Knockdown of CCN5 in vivo alleviates age-related testicular degeneration in aged mice. (A) Schematic illustration of the experimental workflow in vivo. (B) Immunofluorescence staining of CCN5 in testis after injection with shRNA of CCN5 or scramble. The scale bar represents 100 μm (bottom panel) or 200 μm (top panel). n = 10 regions of 5 biological independent samples. (C) Photograph of aged mice after testicular injection of shRNA-AAV. (D) The body weight of aged mice after testicular injection of shRNA-AAV. n = 5 biological independent samples. (E) Photograph of testis from aged mice after testicular injection of shRNA-AAV. Testis/body weight index data from 5 biological independent samples. (F) PAS staining of testis from aged mice after testicular injection of shRNA-AAV. The scale bar represents 200 μm. (G) SA-β-gal staining of testis from aged mice after testicular injection of shRNA-AAV. The scale bar represents 100 μm. n = 5 biological independent samples. (H) Nile red staining of mice testis tissue after injection with shRNA-AAV of CCN5 or scramble.
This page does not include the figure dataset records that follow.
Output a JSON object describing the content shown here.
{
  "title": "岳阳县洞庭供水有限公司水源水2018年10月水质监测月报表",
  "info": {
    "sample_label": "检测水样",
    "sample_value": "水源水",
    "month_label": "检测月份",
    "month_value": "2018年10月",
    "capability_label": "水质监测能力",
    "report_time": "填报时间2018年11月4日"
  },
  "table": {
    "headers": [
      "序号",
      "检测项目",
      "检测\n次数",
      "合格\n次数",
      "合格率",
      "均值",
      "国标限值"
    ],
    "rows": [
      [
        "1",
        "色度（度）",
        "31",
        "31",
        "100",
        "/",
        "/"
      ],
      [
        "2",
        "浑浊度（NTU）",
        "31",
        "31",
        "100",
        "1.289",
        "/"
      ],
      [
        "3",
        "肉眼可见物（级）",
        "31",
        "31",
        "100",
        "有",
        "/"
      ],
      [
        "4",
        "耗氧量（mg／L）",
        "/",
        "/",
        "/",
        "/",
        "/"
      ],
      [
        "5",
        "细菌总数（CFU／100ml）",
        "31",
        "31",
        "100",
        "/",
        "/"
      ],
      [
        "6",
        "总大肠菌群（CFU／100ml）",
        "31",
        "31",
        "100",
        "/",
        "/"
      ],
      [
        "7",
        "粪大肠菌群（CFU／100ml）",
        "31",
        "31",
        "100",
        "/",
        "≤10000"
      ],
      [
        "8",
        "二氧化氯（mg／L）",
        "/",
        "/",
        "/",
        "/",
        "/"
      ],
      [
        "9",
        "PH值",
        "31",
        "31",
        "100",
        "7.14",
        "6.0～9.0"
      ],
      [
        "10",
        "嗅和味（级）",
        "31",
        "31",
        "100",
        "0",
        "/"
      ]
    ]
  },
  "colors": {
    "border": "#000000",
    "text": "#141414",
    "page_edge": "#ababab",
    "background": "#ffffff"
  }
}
The scale bar represents 50 μm. n = 5 biological independent samples. (I and J) Immunofluorescence staining of (I) CYP11A1 (LCs marker) or (J) DDX4 (germ cell marker) in testis after injection with shRNA-AAV of CCN5 or scramble. The scale bar represents (I) 50 μm or (J) 100 μm. n = 5 biological independent samples. (K) ELISA results showing the testosterone concentration in the testicular tissue homogenate from aged mice after testicular injection of shRNA-AAV. n = 5 biological independent samples. (L) The rotarod is used to assess endurance in mice. n = 5 biological independent samples. (M and N) Sexual behaviors including sniffing (M) and mating (N) in mice after injection with shRNA-AAV or scramble. n = 5 biological independent samples.